Skerry shrugged. “We needn’t hold it for very long. The hawks we sent out with messages, some of them will get through. And then it can be only a matter of days before your father comes with the army he’s been raising to relieve us.”
But Kivik did not feel nearly so confident. When King Ristil would arrive was a matter of sheer conjecture, but the Eisenlonder barbarians, being so much closer, were certain to turn up first. Along with more of the ice giants and the bloody skinchangers, unless he was much mistaken.

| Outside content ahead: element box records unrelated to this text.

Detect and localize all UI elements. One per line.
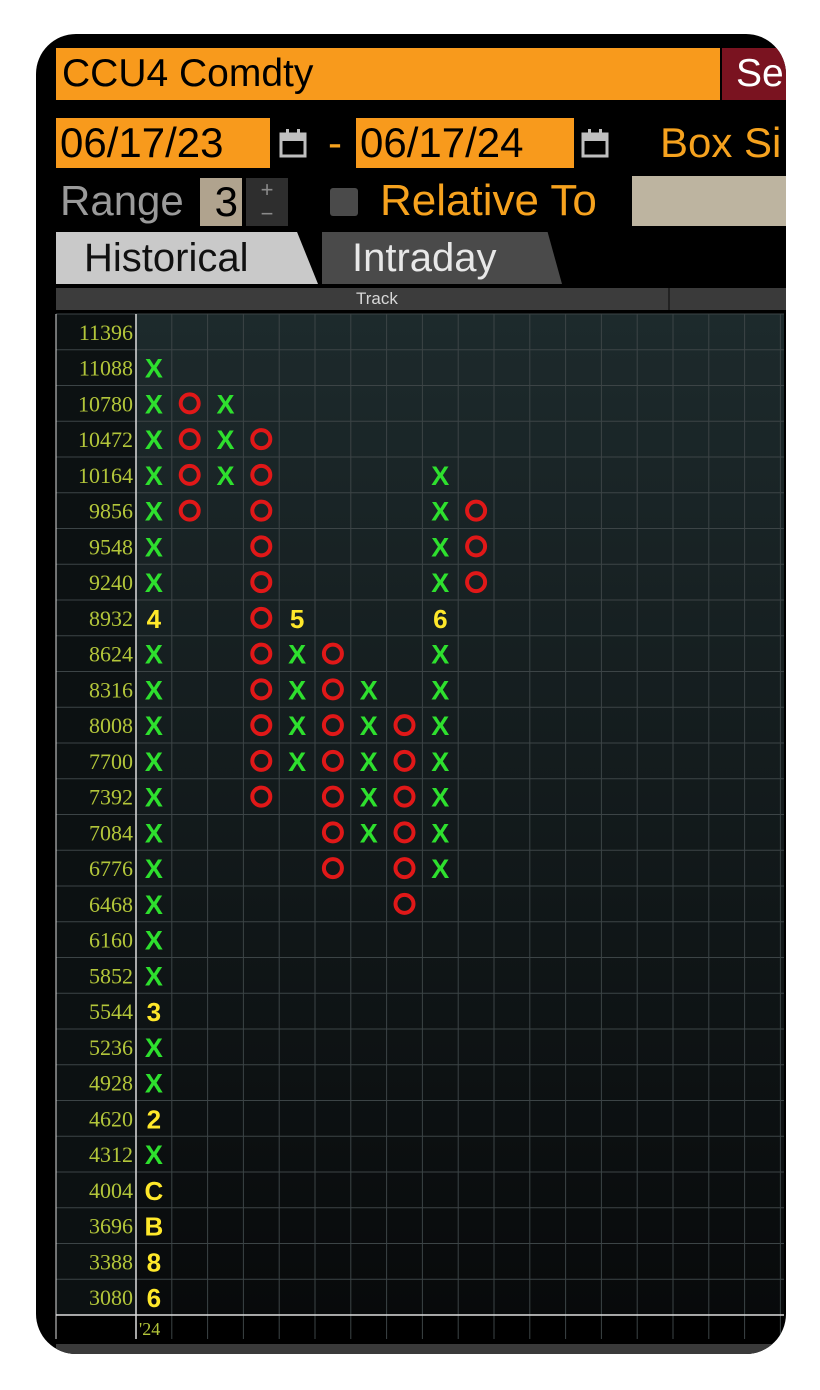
price-tick-label: 10164	[78, 463, 133, 488]
horizontal-scrollbar[interactable]	[56, 1344, 786, 1354]
x-mark: X	[145, 1033, 163, 1063]
x-mark: X	[145, 926, 163, 956]
price-tick-label: 10472	[78, 427, 133, 452]
price-tick-label: 6468	[89, 892, 133, 917]
x-mark: X	[145, 461, 163, 491]
price-tick-label: 8624	[89, 642, 133, 667]
price-tick-label: 9240	[89, 570, 133, 595]
price-tick-label: 10780	[78, 391, 133, 416]
x-mark: X	[431, 568, 449, 598]
time-tick-label: '24	[139, 1319, 160, 1339]
month-marker: B	[145, 1212, 164, 1242]
x-mark: X	[145, 1069, 163, 1099]
x-mark: X	[431, 711, 449, 741]
x-mark: X	[431, 747, 449, 777]
x-mark: X	[145, 675, 163, 705]
price-tick-label: 9548	[89, 534, 133, 559]
x-mark: X	[145, 640, 163, 670]
x-mark: X	[431, 461, 449, 491]
price-tick-label: 7392	[89, 785, 133, 810]
x-mark: X	[145, 711, 163, 741]
price-tick-label: 7700	[89, 749, 133, 774]
x-mark: X	[360, 747, 378, 777]
x-mark: X	[431, 532, 449, 562]
price-tick-label: 3696	[89, 1214, 133, 1239]
price-tick-label: 3080	[89, 1285, 133, 1310]
x-mark: X	[431, 640, 449, 670]
price-tick-label: 6776	[89, 856, 133, 881]
price-tick-label: 7084	[89, 820, 133, 845]
x-mark: X	[288, 640, 306, 670]
x-mark: X	[145, 354, 163, 384]
x-mark: X	[360, 818, 378, 848]
x-mark: X	[288, 711, 306, 741]
x-mark: X	[145, 961, 163, 991]
price-tick-label: 5544	[89, 999, 133, 1024]
price-tick-label: 8008	[89, 713, 133, 738]
price-tick-label: 4620	[89, 1106, 133, 1131]
x-mark: X	[145, 497, 163, 527]
x-mark: X	[145, 818, 163, 848]
terminal-window: CCU4 Comdty Se 06/17/23 - 06/17/24 Box S…	[36, 34, 786, 1354]
x-mark: X	[145, 389, 163, 419]
x-mark: X	[145, 425, 163, 455]
x-mark: X	[145, 532, 163, 562]
x-mark: X	[360, 783, 378, 813]
price-tick-label: 8316	[89, 677, 133, 702]
x-mark: X	[431, 675, 449, 705]
price-tick-label: 6160	[89, 928, 133, 953]
month-marker: 8	[147, 1247, 161, 1277]
x-mark: X	[288, 747, 306, 777]
month-marker: C	[145, 1176, 164, 1206]
x-mark: X	[145, 854, 163, 884]
price-tick-label: 11396	[79, 320, 133, 345]
price-tick-label: 11088	[79, 356, 133, 381]
x-mark: X	[145, 783, 163, 813]
x-mark: X	[288, 675, 306, 705]
month-marker: 4	[147, 604, 162, 634]
month-marker: 6	[147, 1283, 161, 1313]
price-tick-label: 8932	[89, 606, 133, 631]
x-mark: X	[216, 461, 234, 491]
x-mark: X	[145, 890, 163, 920]
price-tick-label: 5852	[89, 963, 133, 988]
price-tick-label: 4928	[89, 1071, 133, 1096]
month-marker: 6	[433, 604, 447, 634]
price-tick-label: 4004	[89, 1178, 133, 1203]
price-tick-label: 5236	[89, 1035, 133, 1060]
x-mark: X	[145, 747, 163, 777]
month-marker: 2	[147, 1104, 161, 1134]
x-mark: X	[145, 1140, 163, 1170]
price-tick-label: 3388	[89, 1249, 133, 1274]
x-mark: X	[216, 425, 234, 455]
price-tick-label: 9856	[89, 499, 133, 524]
point-figure-chart: 11396 11088 10780 10472 10164 9856 9548 9240 893…	[55, 313, 784, 1339]
x-mark: X	[360, 675, 378, 705]
x-mark: X	[431, 497, 449, 527]
month-marker: 5	[290, 604, 304, 634]
x-mark: X	[360, 711, 378, 741]
month-marker: 3	[147, 997, 161, 1027]
x-mark: X	[431, 818, 449, 848]
x-mark: X	[431, 783, 449, 813]
x-mark: X	[431, 854, 449, 884]
x-mark: X	[145, 568, 163, 598]
x-mark: X	[216, 389, 234, 419]
price-tick-label: 4312	[89, 1142, 133, 1167]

Yet somehow his greatest fear was of the citadel itself. The Old Fortress at Tirfang, it had a bad name: witches built it, raised it by magic, infecting even the ordinary materials in which they worked, stone, timber, and slate, with their dark sorceries. It was not a place of safety, not of long-term safety anyway, Kivik was well aware of that. It had not proved so for the ancient witch-lords, nor for anyone since. No one in a thousand years had successfully defended it. The seven great encircling walls, the seven mighty iron gates, they still stood, but the flesh and blood defenders had always died.

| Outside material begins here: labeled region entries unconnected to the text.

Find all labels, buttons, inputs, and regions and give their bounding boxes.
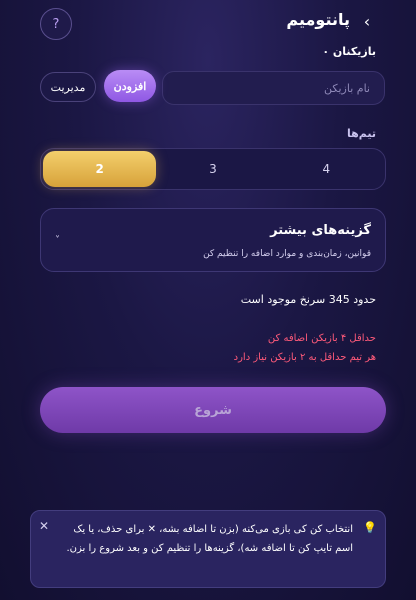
start-button[interactable]: شروع <box>40 387 386 433</box>
words-available-text: حدود 345 سرنخ موجود است <box>240 293 376 306</box>
teams-label: تیم‌ها <box>346 127 376 140</box>
team-count-selector: 2 3 4 <box>40 148 386 190</box>
hint-card: 💡 انتخاب کن کی بازی می‌کنه (بزن تا اضافه… <box>30 510 386 588</box>
manage-players-button[interactable]: مدیریت <box>40 72 96 102</box>
back-icon[interactable]: › <box>356 10 378 32</box>
help-icon[interactable]: ? <box>40 8 72 40</box>
player-name-input[interactable] <box>162 71 385 105</box>
lightbulb-icon: 💡 <box>363 521 377 534</box>
page-title: پانتومیم <box>286 10 350 29</box>
team-option-4[interactable]: 4 <box>270 151 383 187</box>
add-player-button[interactable]: افزودن <box>104 70 156 102</box>
more-options-card[interactable]: گزینه‌های بیشتر قوانین، زمان‌بندی و موار… <box>40 208 386 272</box>
close-icon[interactable]: ✕ <box>39 519 49 533</box>
hint-text: انتخاب کن کی بازی می‌کنه (بزن تا اضافه ب… <box>66 524 353 554</box>
team-option-2[interactable]: 2 <box>43 151 157 187</box>
chevron-down-icon: ˅ <box>55 235 60 246</box>
more-options-title: گزینه‌های بیشتر <box>270 223 371 238</box>
players-count: بازیکنان ۰ <box>322 45 376 58</box>
error-min-players: حداقل ۴ بازیکن اضافه کن <box>267 333 376 344</box>
more-options-subtitle: قوانین، زمان‌بندی و موارد اضافه را تنظیم… <box>203 249 371 259</box>
team-option-3[interactable]: 3 <box>156 151 269 187</box>
error-team-size: هر تیم حداقل به ۲ بازیکن نیاز دارد <box>233 352 376 363</box>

“We can’t really know what happened here five hundred or a thousand years ago,” offered Skerry, as if reading his thoughts. An ice-edged wind swirling through the courtyard shook the flimsy silk walls of the pavilion, blew a wintery gust in through the open doorflap, and then moved on. “It would be a great pity, would it not, if we defeated ourselves with our own superstitious fears, all for the sake of some old tales which might not even be true.”
Yet when it comes to these old tales, how do you tell the true from the false? Kivik wondered, rubbing at a cheek grown bristly with red-brown stubble. As recently as two years ago, he might have dismissed frost giants and Varjolükka as purely imaginary, but now he knew better.